It is very common to reduce the size of the current carrying conductor, whether it be cables or printed circuit board traces, as you progress further from the power source to the loads.
Residential power distribution is a good example of this. Coming into your home you may have a 200 amp service that goes into a breaker panel. This panel is protected by a circuit breaker with a rating of 200 amps or less. That panel then branches off to multiple #14 , #12, or other size cables, protected by 15 A or 20 A breakers (to protect the wiring). At the individual outlets, a device that's plugged in (like a TV set) may have it's own fuse to protect that appliance. That fuse's size (1 A, 2 A, etc) may be much lower than that of the supplied branch circuit.

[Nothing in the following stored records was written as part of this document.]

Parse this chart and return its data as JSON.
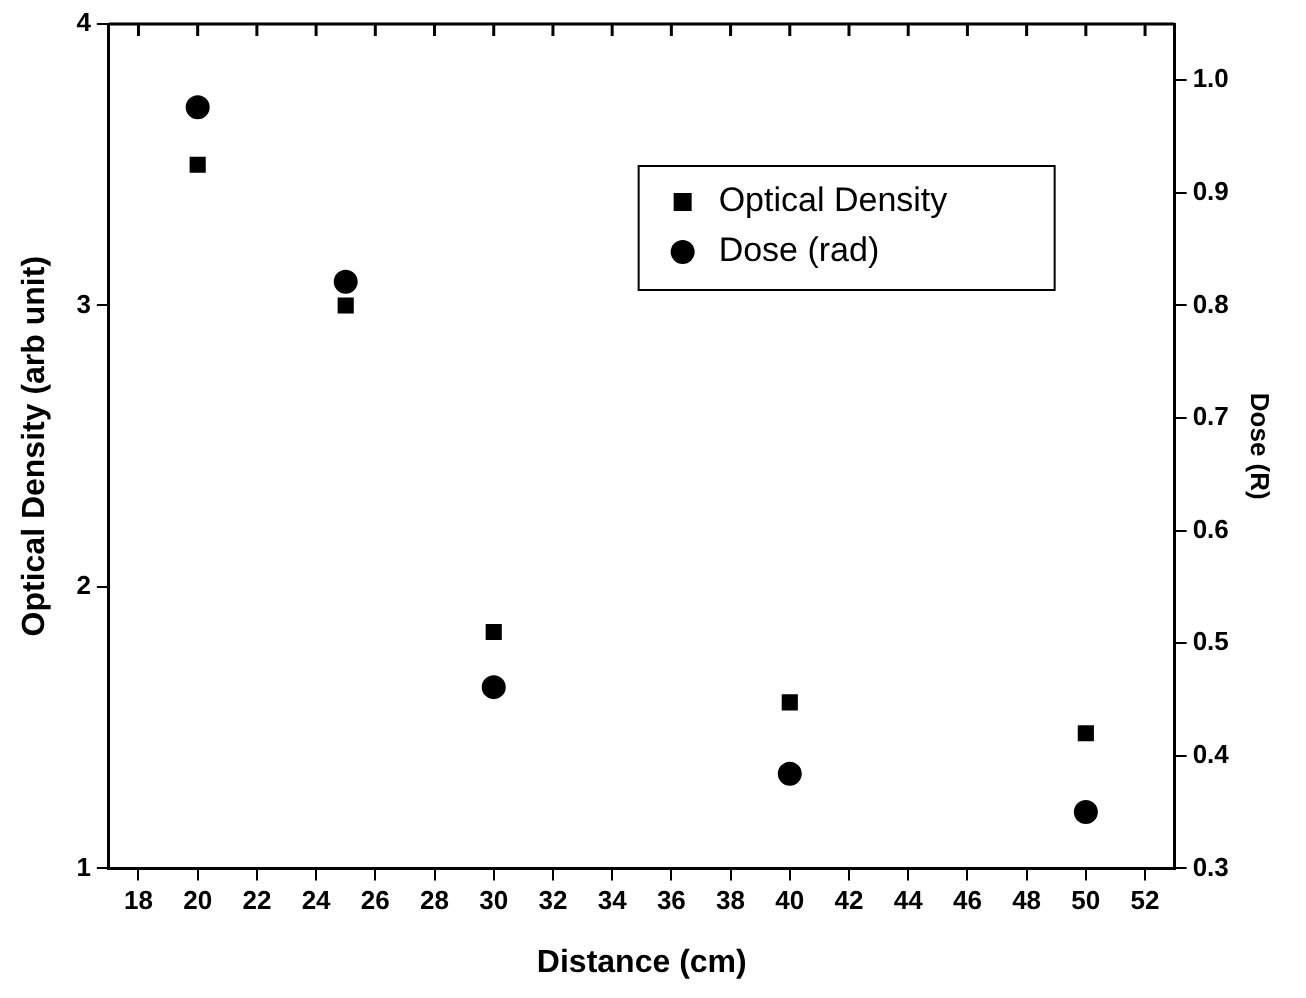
{
  "chart_data": {
    "type": "scatter",
    "xlabel": "Distance (cm)",
    "ylabel": "Optical Density (arb unit)",
    "y2label": "Dose (R)",
    "x": [
      20,
      25,
      30,
      40,
      50
    ],
    "xlim": [
      17,
      53
    ],
    "xticks": [
      18,
      20,
      22,
      24,
      26,
      28,
      30,
      32,
      34,
      36,
      38,
      40,
      42,
      44,
      46,
      48,
      50,
      52
    ],
    "ylim": [
      1,
      4
    ],
    "yticks": [
      1,
      2,
      3,
      4
    ],
    "y2lim": [
      0.3,
      1.05
    ],
    "y2ticks": [
      {
        "value": 0.3,
        "label": "0.3"
      },
      {
        "value": 0.4,
        "label": "0.4"
      },
      {
        "value": 0.5,
        "label": "0.5"
      },
      {
        "value": 0.6,
        "label": "0.6"
      },
      {
        "value": 0.7,
        "label": "0.7"
      },
      {
        "value": 0.8,
        "label": "0.8"
      },
      {
        "value": 0.9,
        "label": "0.9"
      },
      {
        "value": 1.0,
        "label": "1.0"
      }
    ],
    "series": [
      {
        "name": "Optical Density",
        "color": "#000000",
        "marker": "square",
        "values": [
          3.5,
          3.0,
          1.84,
          1.59,
          1.48
        ]
      },
      {
        "name": "Dose (rad)",
        "color": "#000000",
        "marker": "circle",
        "axis": "y2",
        "values": [
          0.976,
          0.821,
          0.461,
          0.384,
          0.35
        ]
      }
    ],
    "grid": false,
    "legend": "top right"
  }
}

Here's another example. We have a system with a 200 amp power supply that feeds multiple (several hundred) 1 A loads. The individual loads are designed in such a way that they disconnect themselves from the power in the case that a short develops within them with a fuse-like element. This is to protect the system wiring and allow the system to continue to operate with one or more of these loads removed. There are no discrete fuses as such in this power path, though the power supplies are design with overload protection. One of the trickier parts of this design was ensuring that you had enough current at the faulted load to open the protection mechanism, but not a high enough current that the interconnections would be damaged.
Edit 1 - Added Sketch Below
Without knowing more about your system, it's hard to say definitively what you need. But as a first cut, I would start off by sizing your conductors for a 10 deg C temperature rise or, alternately, the max voltage drop you can tolerate. This means much smaller conductors for the 0.5 A paths than for the 20 A path. Then I would fuse each 0.5 A path with a fuse or breaker with the appropriate time*current trip characteristic. This may turn out to be a 1 A, 2 A, or 5 A fuse or breaker.